Die Grundsumme, auch Regelleistung genannt, die ein Hartz-IV-Empfänger bezieht, beträgt (ab 1. Januar 2015) 399 Euro pro Monat. Diesen Regelsatz bekommen volljährige Alleinstehende, um damit ihren gesamten Lebensunterhalt, abgesehen von der Wohnung, zu bestreiten. Mit Ehepartner erhalten beide je 360 Euro. Personen unter 25 Jahre, die im Haushalt der Eltern leben, bekommen 320 Euro.

Zusätzlich erhalten die Empfänger auch noch Zuschüsse für Wohn- und Heizkosten. Nettokaltmiete, Betriebskosten, Heizung und Kaltwasser werden in Höhe der tatsächlichen Aufwendungen erstattet, wenn die Wohnfläche „angemessen“ ist. Eine alleinstehende Person darf zwischen 45 und 60 Quadratmeter bewohnen, pro weitere Person kommen 15 Quadratmeter hinzu.

„Nur wenigen Menschen geht es ohne Arbeit gut“

Die für die Betreuung und Bezahlung zuständige Bundesagentur für Arbeit (BfA) hat in den vergangenen Monaten durch gezielte Kampagnen versucht, das Bild zu widerlegen, Hartz-IV-Empfänger seien untätig. Nach BfA-Angaben waren zwei Drittel der Bezieher gar nicht untätig. 30 Prozent arbeiteten – die meisten davon als Minijobber. Zehn Prozent machten eine Ausbildung, weitere zehn Prozent absolvierten eine Maßnahme des Jobcenters, weitere zehn Prozent kümmerten sich um ihre kleinen Kinder, und fünf Prozent pflegten Familienangehörige. Der überwiegende Teil der Hartz-IV-Bezieher ist daher gar nicht zur Arbeitssuche verpflichtet. „Meiner Meinung nach gibt es nur wenige Menschen, denen es ohne Arbeit gutgeht. Und das meine ich nicht nur unter finanziellen Gesichtspunkten“, erklärte Heinrich Alt von der BfA gegenüber der Welt. Forscher haben im Auftrag seiner Behörde aber auch herausgefunden, daß sich 350.000 Hartz-IV-Empfänger gar nicht um eine Arbeit bemühen: „Viel spricht dafür, daß die meisten dieser Menschen ältere und kranke, chancenlose Arbeitslose sind, die resigniert auf die Rente warten“, sagt Alt.

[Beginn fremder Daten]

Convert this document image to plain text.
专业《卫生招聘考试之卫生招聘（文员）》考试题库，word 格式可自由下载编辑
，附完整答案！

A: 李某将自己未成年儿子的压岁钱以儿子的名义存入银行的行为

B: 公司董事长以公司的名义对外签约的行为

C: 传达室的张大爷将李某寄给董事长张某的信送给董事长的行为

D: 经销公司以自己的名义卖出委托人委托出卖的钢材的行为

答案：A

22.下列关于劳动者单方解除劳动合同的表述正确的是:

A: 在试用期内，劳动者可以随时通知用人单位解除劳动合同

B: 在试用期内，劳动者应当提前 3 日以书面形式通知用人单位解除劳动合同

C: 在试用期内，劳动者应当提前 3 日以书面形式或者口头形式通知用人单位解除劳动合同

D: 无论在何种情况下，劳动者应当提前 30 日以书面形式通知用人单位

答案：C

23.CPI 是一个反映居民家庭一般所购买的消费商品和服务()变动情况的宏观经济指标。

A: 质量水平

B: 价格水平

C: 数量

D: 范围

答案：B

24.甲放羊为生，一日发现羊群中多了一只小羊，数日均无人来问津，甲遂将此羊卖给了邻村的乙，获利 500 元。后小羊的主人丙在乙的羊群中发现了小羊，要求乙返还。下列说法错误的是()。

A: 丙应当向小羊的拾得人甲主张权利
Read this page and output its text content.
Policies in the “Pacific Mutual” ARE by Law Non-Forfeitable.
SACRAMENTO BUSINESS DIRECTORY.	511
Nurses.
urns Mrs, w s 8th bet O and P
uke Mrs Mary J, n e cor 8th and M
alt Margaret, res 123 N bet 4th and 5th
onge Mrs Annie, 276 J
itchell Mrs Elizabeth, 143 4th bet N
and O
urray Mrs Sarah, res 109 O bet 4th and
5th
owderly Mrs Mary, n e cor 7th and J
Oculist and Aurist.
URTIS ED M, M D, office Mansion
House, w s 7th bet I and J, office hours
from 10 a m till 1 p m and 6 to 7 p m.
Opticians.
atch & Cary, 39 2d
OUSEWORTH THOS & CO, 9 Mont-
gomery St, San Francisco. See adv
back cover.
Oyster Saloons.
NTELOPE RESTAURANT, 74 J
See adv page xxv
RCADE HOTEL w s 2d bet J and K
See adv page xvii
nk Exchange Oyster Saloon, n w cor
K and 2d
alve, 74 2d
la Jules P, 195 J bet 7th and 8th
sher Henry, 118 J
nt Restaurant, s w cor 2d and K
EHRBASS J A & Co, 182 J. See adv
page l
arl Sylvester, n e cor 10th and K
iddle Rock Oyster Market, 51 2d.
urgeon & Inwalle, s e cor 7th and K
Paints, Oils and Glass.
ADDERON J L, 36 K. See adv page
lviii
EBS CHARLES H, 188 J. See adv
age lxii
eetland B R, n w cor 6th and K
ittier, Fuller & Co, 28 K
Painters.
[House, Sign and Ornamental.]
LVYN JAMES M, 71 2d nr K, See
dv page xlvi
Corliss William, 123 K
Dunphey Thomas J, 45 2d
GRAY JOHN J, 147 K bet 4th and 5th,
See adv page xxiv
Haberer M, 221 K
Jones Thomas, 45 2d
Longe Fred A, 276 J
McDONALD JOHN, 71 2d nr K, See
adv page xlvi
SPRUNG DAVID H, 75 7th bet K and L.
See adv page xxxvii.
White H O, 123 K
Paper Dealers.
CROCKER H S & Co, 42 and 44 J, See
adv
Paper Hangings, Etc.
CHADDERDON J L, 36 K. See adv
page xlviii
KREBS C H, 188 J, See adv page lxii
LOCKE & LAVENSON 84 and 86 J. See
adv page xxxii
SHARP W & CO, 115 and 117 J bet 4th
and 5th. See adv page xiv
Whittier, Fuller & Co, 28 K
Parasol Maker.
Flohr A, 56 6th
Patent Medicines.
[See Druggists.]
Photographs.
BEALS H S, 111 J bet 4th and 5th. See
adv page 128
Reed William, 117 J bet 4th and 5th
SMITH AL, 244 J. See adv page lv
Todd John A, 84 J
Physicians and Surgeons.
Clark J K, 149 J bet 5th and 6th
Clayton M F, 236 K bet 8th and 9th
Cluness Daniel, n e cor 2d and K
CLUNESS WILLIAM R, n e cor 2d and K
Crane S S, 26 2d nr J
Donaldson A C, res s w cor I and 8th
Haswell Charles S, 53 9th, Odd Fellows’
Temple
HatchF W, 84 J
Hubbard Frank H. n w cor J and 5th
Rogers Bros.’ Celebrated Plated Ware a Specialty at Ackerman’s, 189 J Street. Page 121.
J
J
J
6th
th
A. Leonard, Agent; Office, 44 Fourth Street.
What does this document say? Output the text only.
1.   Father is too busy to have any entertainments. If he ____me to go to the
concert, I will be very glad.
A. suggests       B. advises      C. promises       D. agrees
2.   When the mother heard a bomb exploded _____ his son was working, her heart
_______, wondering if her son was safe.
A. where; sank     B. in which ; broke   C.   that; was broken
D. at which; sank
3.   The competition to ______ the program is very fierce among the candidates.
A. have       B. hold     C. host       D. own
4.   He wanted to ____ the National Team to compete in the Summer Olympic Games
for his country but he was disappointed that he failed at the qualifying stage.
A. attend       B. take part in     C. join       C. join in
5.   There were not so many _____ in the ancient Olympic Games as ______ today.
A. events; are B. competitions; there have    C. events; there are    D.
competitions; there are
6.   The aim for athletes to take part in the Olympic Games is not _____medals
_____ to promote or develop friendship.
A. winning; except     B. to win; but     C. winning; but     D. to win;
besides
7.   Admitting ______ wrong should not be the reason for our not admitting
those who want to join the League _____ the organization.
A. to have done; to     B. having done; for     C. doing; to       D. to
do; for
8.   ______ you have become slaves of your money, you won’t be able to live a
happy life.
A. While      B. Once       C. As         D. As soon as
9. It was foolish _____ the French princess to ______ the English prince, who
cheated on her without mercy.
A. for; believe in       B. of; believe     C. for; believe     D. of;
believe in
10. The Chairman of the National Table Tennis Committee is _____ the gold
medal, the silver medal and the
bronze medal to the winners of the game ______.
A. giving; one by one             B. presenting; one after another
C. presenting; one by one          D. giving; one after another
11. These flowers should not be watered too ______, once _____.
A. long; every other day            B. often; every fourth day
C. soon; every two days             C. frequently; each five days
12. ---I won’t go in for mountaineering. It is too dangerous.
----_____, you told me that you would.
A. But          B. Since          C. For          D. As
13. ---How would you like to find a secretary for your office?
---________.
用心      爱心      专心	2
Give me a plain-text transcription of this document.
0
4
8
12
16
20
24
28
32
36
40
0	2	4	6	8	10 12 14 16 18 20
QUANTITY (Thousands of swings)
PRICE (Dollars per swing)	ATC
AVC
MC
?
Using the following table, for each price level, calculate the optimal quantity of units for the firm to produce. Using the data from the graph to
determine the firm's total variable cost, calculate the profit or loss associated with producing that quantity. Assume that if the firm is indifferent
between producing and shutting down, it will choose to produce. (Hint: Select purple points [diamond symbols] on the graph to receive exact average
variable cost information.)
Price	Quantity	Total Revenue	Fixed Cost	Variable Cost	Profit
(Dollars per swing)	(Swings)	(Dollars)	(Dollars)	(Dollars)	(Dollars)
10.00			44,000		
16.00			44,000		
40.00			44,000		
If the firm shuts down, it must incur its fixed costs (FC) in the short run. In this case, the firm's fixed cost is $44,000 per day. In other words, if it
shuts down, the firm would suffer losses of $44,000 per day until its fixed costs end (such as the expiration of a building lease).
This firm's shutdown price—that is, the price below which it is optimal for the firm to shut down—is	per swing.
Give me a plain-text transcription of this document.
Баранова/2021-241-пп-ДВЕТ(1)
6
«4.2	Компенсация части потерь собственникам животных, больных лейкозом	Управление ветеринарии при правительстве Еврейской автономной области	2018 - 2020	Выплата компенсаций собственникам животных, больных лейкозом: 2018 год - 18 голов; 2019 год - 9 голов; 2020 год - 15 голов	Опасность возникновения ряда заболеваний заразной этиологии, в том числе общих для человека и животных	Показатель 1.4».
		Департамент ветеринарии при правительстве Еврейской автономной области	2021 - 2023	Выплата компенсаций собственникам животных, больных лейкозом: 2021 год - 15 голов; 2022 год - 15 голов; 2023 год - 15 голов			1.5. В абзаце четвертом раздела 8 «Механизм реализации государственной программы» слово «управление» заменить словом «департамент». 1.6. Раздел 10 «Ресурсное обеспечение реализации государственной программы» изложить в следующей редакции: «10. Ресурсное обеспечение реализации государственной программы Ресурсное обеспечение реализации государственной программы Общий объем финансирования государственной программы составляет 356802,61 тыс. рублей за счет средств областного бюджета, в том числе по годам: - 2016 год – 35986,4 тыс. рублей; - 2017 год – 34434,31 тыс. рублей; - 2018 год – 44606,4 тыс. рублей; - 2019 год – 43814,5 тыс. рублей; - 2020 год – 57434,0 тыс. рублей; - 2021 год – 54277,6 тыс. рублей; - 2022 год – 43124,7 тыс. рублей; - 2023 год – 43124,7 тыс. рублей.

Der Staat hat in den vergangenen Jahren einige Modelle ausprobiert, um Hartz-IV-Empfänger und Geringverdiener besser in den Arbeitsmarkt zu integrieren. Künftig soll für verschiedene Wirtschaftszweige ein gesetzlicher Mindestlohn in Kraft treten. Der Staat will damit Anreize schaffen, damit sich Menschen nicht in das „soziale Nest“ fallen lassen, sondern sich aktiv um eine Arbeit bemühen.

„Es muß einen deutlichen Unterschied zwischen dem Geld geben, was der Staat Bedürftigen zahlen kann und was ein Mensch mit nach Hause nimmt, der dafür einer Arbeit nachgeht“, sagte Bundesarbeitsministerin Andrea Nahles (SPD). Ein Erwerbstätiger hat bisher dann Anspruch auf eine Aufstockung mit Hartz IV, wenn er weniger als 1.200 Euro brutto verdient. Dieser Betrag erhöht sich auf 1.500 Euro, wenn man sich um mindestens ein Kind kümmern muß.

So gering sich die Beträge anhören, in Teilen der Bundesrepublik sind sie trauriger (Lohn-)Alltag. Das Friseurhandwerk führt die Liste der am schlechtesten bezahlten Arbeit in Deutschland an. In Sachsen-Anhalt und Brandenburg bekommen Friseure ohne Gesellenbrief einen Tariflohn von gerade einmal 3,05 Euro pro Stunde. Auch in wohlhabenden West-Bundesländern ist die Bezahlung nicht gerade viel besser: Im teuren Hamburg zum Beispiel beträgt der niedrigste Stundenlohn im Friseurhandwerk 5,11 Euro. Selbst in Vollzeit kommt ein solcher Angestellter nicht einmal auf 1.000 Euro brutto im Monat.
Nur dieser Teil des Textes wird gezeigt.